No one can interpret Sacred Scripture like the Word of God Himself, Jesus Christ. In our Gospel passage today, Jesus shows us just how far we have strayed from an authentic interpretation of the Law of God. Continuing the formula He used last week, Jesus says: “You have heard that it was said ‘An eye for an eye and a tooth for a tooth.’ But I say to you, offer no resistance to one who is evil.”
We have come to interpret “an eye for an eye” as a demand for equal justice—as a minimum requirement for satisfaction. We do not feel justified until those who hurt us have been equally hurt. But this is not the way of Jesus. The commandment, “An eye for an eye,” was meant to be the upper limit of our response—that we would do no more harm in responding than they did to us. Jesus now takes this one step further; He tells us to “offer no resistance.” We are called to respond to hatred with love, to violence with more love.
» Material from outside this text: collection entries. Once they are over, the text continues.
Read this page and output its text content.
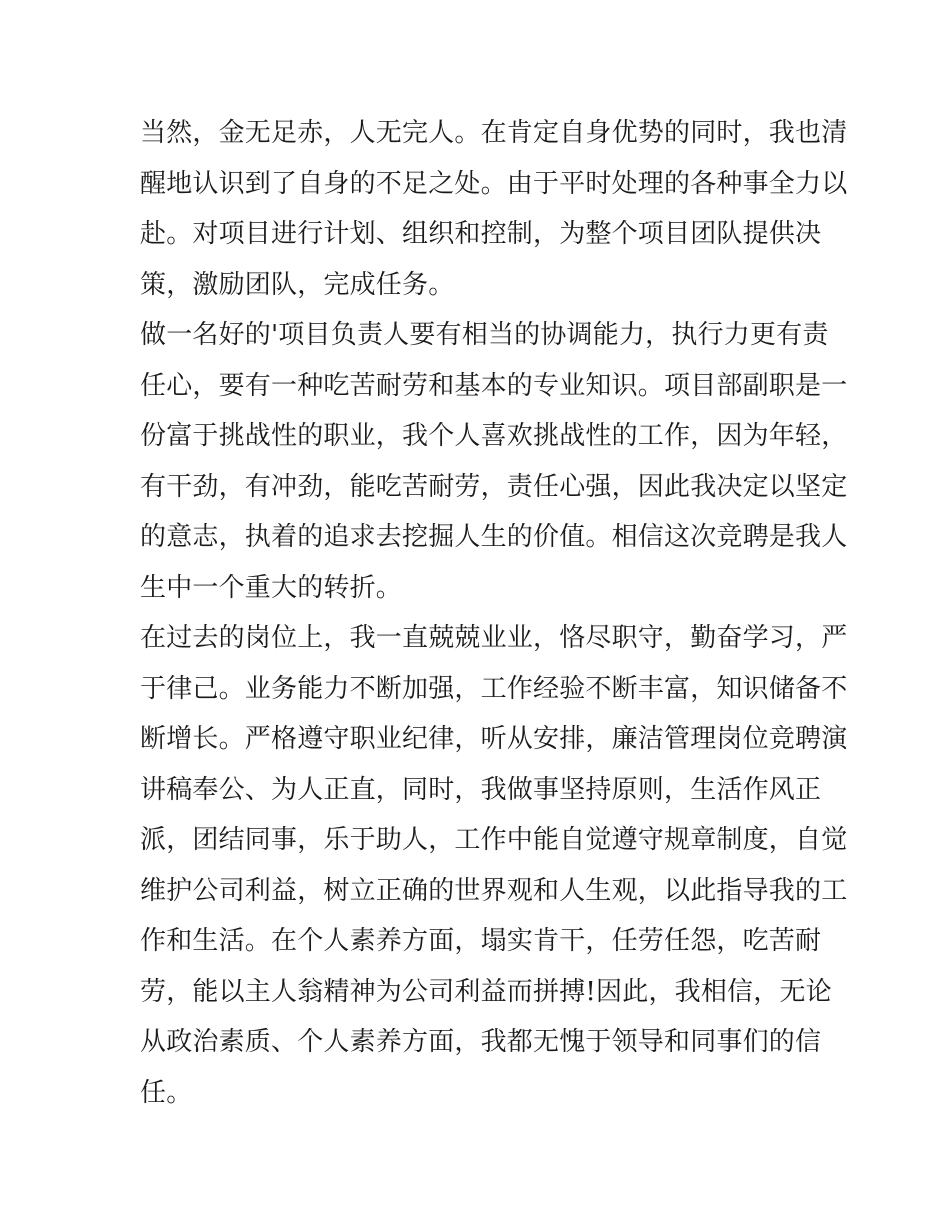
当然，金无足赤，人无完人。在肯定自身优势的同时，我也清
醒地认识到了自身的不足之处。由于平时处理的各种事全力以
赴。对项目进行计划、组织和控制，为整个项目团队提供决
策，激励团队，完成任务。
做一名好的'项目负责人要有相当的协调能力，执行力更有责
任心，要有一种吃苦耐劳和基本的专业知识。项目部副职是一
份富于挑战性的职业，我个人喜欢挑战性的工作，因为年轻，
有干劲，有冲劲，能吃苦耐劳，责任心强，因此我决定以坚定
的意志，执着的追求去挖掘人生的价值。相信这次竞聘是我人
生中一个重大的转折。
在过去的岗位上，我一直兢兢业业，恪尽职守，勤奋学习，严
于律己。业务能力不断加强，工作经验不断丰富，知识储备不
断增长。严格遵守职业纪律，听从安排，廉洁管理岗位竞聘演
讲稿奉公、为人正直，同时，我做事坚持原则，生活作风正
派，团结同事，乐于助人，工作中能自觉遵守规章制度，自觉
维护公司利益，树立正确的世界观和人生观，以此指导我的工
作和生活。在个人素养方面，塌实肯干，任劳任怨，吃苦耐
劳，能以主人翁精神为公司利益而拼搏!因此，我相信，无论
从政治素质、个人素养方面，我都无愧于领导和同事们的信
任。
Does this mean that Christians must be doormats or slaves of evil men? No. But it does require us to be willing to go beyond what is expected of us and reach out in charity. We do not allow them to harm our dignity, nor do we ignore theirs. Our attackers are also people loved by God. They are just as worthy of God’s love, and probably are more in need of an encounter with Christ. Defending ourselves does not demand that we reject the other person or their needs.
Something led them to attack us. If it was something we did, some harm we caused, then our excessive kindness and charity will make up for our previous fault. If the cause is something they lack which we can provide, then it is more virtuous for us to share willingly than to be forced to give! Separated as we may be, they are still our brothers and sisters. No one is beyond our obligation to “love your neighbor as yourself.”